Les chiffres sont sans appel. La proportion d’actifs (nés entre 1965 et 1979), enfants d’ouvriers ou d’employés, qui se déclarent cadres ou membres de profession intermédiaire, atteint 47% à Paris contre 24,7% dans l’Indre ou la Creuse, selon cette analyse de « La géographie de l’ascension sociale ».

Cette dernière dessine une carte de France assez étonnante, avec cinq régions championnes de la mobilité ascendante.

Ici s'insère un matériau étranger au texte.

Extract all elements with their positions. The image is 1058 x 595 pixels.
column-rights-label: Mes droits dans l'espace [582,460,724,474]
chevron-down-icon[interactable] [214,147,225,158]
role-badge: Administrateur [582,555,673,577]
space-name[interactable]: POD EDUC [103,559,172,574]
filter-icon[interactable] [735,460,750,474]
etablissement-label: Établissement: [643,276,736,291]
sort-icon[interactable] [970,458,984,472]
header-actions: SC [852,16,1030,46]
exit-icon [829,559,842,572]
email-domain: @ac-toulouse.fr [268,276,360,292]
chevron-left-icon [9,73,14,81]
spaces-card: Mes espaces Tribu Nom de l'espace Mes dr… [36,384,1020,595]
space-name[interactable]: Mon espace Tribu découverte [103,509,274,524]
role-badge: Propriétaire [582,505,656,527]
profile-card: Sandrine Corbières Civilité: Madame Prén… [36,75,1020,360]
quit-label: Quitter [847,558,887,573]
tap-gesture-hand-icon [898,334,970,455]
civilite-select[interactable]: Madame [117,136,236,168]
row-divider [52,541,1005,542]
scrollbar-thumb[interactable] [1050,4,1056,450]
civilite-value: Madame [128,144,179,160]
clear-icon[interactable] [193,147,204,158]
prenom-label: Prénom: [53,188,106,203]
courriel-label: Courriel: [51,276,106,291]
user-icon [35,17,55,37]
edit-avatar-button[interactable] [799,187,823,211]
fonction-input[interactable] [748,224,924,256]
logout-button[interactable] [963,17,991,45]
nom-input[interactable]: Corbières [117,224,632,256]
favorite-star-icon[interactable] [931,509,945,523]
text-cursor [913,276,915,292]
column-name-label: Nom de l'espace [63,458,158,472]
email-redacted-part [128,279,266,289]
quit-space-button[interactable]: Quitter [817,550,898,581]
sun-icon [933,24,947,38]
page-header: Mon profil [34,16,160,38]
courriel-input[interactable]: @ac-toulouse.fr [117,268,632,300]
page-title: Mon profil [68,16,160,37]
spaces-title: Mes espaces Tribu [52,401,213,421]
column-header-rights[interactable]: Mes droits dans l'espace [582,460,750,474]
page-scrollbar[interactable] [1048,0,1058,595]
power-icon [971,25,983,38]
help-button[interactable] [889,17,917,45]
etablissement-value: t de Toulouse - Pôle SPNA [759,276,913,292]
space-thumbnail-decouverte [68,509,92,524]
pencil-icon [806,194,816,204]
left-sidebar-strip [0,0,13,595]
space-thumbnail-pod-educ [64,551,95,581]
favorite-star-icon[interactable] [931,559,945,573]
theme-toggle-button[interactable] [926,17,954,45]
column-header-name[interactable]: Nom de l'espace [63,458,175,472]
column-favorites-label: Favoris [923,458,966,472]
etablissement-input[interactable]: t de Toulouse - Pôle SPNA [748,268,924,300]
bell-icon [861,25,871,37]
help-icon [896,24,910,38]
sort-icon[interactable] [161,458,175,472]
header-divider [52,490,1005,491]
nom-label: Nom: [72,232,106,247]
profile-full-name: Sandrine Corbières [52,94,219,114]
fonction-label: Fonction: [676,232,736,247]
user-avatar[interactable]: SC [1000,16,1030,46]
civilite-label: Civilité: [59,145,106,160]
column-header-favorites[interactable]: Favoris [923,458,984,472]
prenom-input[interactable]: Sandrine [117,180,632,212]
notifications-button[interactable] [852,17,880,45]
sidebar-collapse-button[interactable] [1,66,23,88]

Outre en Ile-de-France, territoire champion de la promotion sociale des classes populaires, l’ascenseur fonctionne bien en Bretagne, en Aquitaine, en Midi-Pyrénées (hormis dans le département de l’Hérault) et en Rhône-Alpes.

 « Trous noirs » de la promotion sociale.

En revanche, la Picardie et les régions Nord-Pas-de-Calais et Poitou-Charentes, qui regroupent exclusivement des départements affichant des taux de mobilité inférieurs à 30%, constituent les « trous noirs » de la promotion sociale dans l’Hexagone. Leur situation s’est même dégradée, si l’on compare la mobilité de la génération de baby-boomers nés entre 1950 et 1964 et celle de la génération née entre 1965 et 1979.

Ce décrochage détonne dans le contexte d’élévation générale de la mobilité sociale, où les écarts entre régions sont restés stables depuis un quart de siècle. Au niveau national, la probabilité pour un enfant d’ouvrier de devenir cadre ou membre de profession intermédiaire est passé de 25% en 1977 à 33% en 2003.

Une politique de rattrapage.

Pour faire redémarrer l’ascenseur social pour les fils d’ouvriers et d’employés, France Stratégie suggère plusieurs pistes, parmi lesquelles des incitations à la mobilité géographique des étudiants issus des classes populaires. L’organisme public appelle surtout à « repenser un certain nombre de politiques publiques de l’éducation » pour augmenter les taux d’accès à l’enseignement supérieur, « en priorité dans les zones où ils sont les plus faibles ».

Dans les territoires où l’offre d’enseignement supérieur est la moins importante, un « système de quotas ou de places réservés » pourrait être une solution. France Stratégies propose également, plus classiquement, de développer la coopération entre les académies afin d’améliorer l’orientation des élèves et des étudiants, « par une meilleure coordination des acteurs locaux et par une répartition spatiale plus juste des moyens ». De quoi commencer à initier une vraie politique de rattrapage des territoires défavorisés.